Of course all the features in the world mean little if the receiver in question doesn't deliver in terms of sound quality but thankfully that isn't an issue with the SR8012. It delivers the kind of classy performance we expect from Marantz, with a nuanced soundstage around which effects are delivered with precision. The dialogue is clear, the tonal balance is good and the bass is well integrated, resulting in a wonderfully immersive sound field. There is also a nice musicality to the SR8012, which is something of a Marantz trademark, and allows the receiver to double as an excellent amplifier for 2-channel sources.

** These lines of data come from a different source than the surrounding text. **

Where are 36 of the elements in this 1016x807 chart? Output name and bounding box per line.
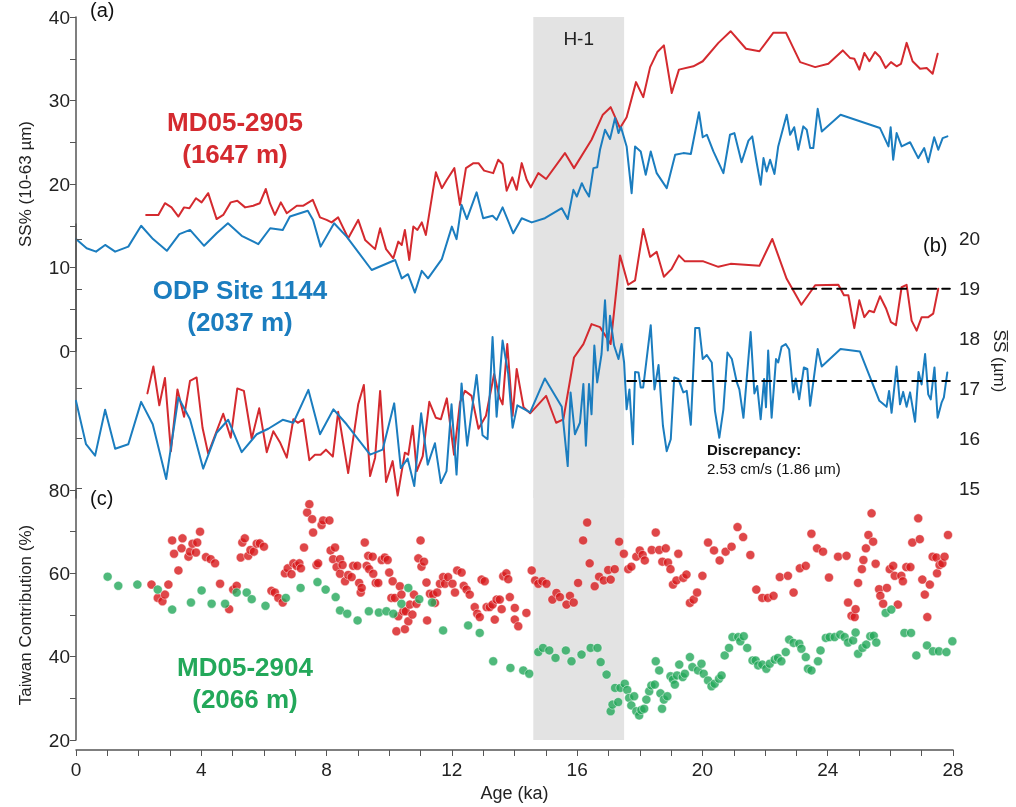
annotation: Discrepancy: [707, 441, 802, 458]
x-tick-label: 28 [942, 759, 964, 780]
line-series [75, 299, 949, 488]
y-axis-title: SS% (10-63 µm) [16, 121, 35, 247]
y-axis-title: S̅S̅ (µm) [990, 329, 1009, 393]
series-label: ODP Site 1144 (2037 m) [152, 275, 328, 337]
y-tick-label: 19 [958, 278, 981, 300]
annotation: (a) [90, 0, 115, 21]
y-tick-label: 10 [48, 257, 70, 278]
y-tick-label: 15 [958, 477, 981, 499]
y-tick-label: 17 [958, 377, 981, 399]
x-tick-label: 8 [321, 759, 332, 780]
y-tick-label: 20 [48, 173, 70, 195]
annotation: (c) [90, 487, 114, 509]
y-tick-label: 20 [48, 729, 70, 751]
x-tick-label: 20 [691, 759, 713, 780]
x-tick-label: 16 [566, 759, 588, 780]
y-axis-title: Taiwan Contribution (%) [16, 524, 35, 706]
y-tick-label: 40 [48, 6, 70, 28]
annotation: (b) [923, 234, 948, 256]
y-tick-label: 18 [958, 328, 981, 350]
band-label: H-1 [563, 28, 595, 49]
x-tick-label: 12 [441, 759, 463, 780]
y-tick-label: 30 [48, 90, 70, 111]
y-tick-label: 0 [59, 340, 70, 362]
x-axis-title: Age (ka) [480, 782, 549, 803]
series-label: MD05-2904 (2066 m) [177, 652, 314, 714]
series-label: MD05-2905 (1647 m) [167, 107, 303, 169]
y-tick-label: 16 [958, 427, 981, 449]
y-tick-label: 60 [48, 562, 70, 584]
y-tick-label: 80 [48, 479, 70, 501]
y-tick-label: 20 [958, 228, 981, 250]
annotation: 2.53 cm/s (1.86 µm) [707, 460, 841, 477]
y-tick-label: 40 [48, 646, 70, 668]
x-tick-label: 4 [196, 759, 207, 780]
x-tick-label: 24 [817, 759, 839, 780]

The eleven channels of built-in amplification are also powerful enough to actually drive a full 7.2.4 system which is a relief as there's always a danger that a single box running so many channels simultaneously might run out of steam. However the SR8012 handled our full setup with ease and never appeared to struggle or run out of head room. A very few people might miss the tuner but in every other sense the Marantz SR8012 AV Receiver has the lot and it delivers an impressive performance to boot, as such it comes highly recommended.
What are the alternatives?If you're looking for an 11-channel single box solution the options are limited but the obvious alternative also comes from the Sound United group in the shape of the Denon AVR-X6400H. This 11-channel AV Receiver offers all the same features as the SR8012 but also includes a tuner and can currently be picked up for £1,999 making it a bit of a bargain. The Denon might not be quite as musically tuned as the Marantz, nor does it have the toroidal transformer and higher quality components, but there's no denying that the former is equally as capable of delivering an immersive surround sound experience. We haven't reviewed the X6400H yet but the Denon AVR-X6300H really impressed us when we tested that last year, so the new model is definitely worth considering.
If you have a bigger budget then you could also consider the Anthem 1120 AV Receiver, which is excellent in terms of performance but will set you back a hefty £4,399. Anthem Room Correction is one of the best room equalisation features available and the 1120 can deliver a superb performance with both 2-channel and multi-channel audio. The 1120 does include an FM tuner, along with support for HLG and Dolby Vision, but if Auro-3D, HEOS multiroom, Amazon Alexa voice commands, DTS Virtual:X and eARC are important to you then you'd be better off choosing the cheaper Denon and Marantz models.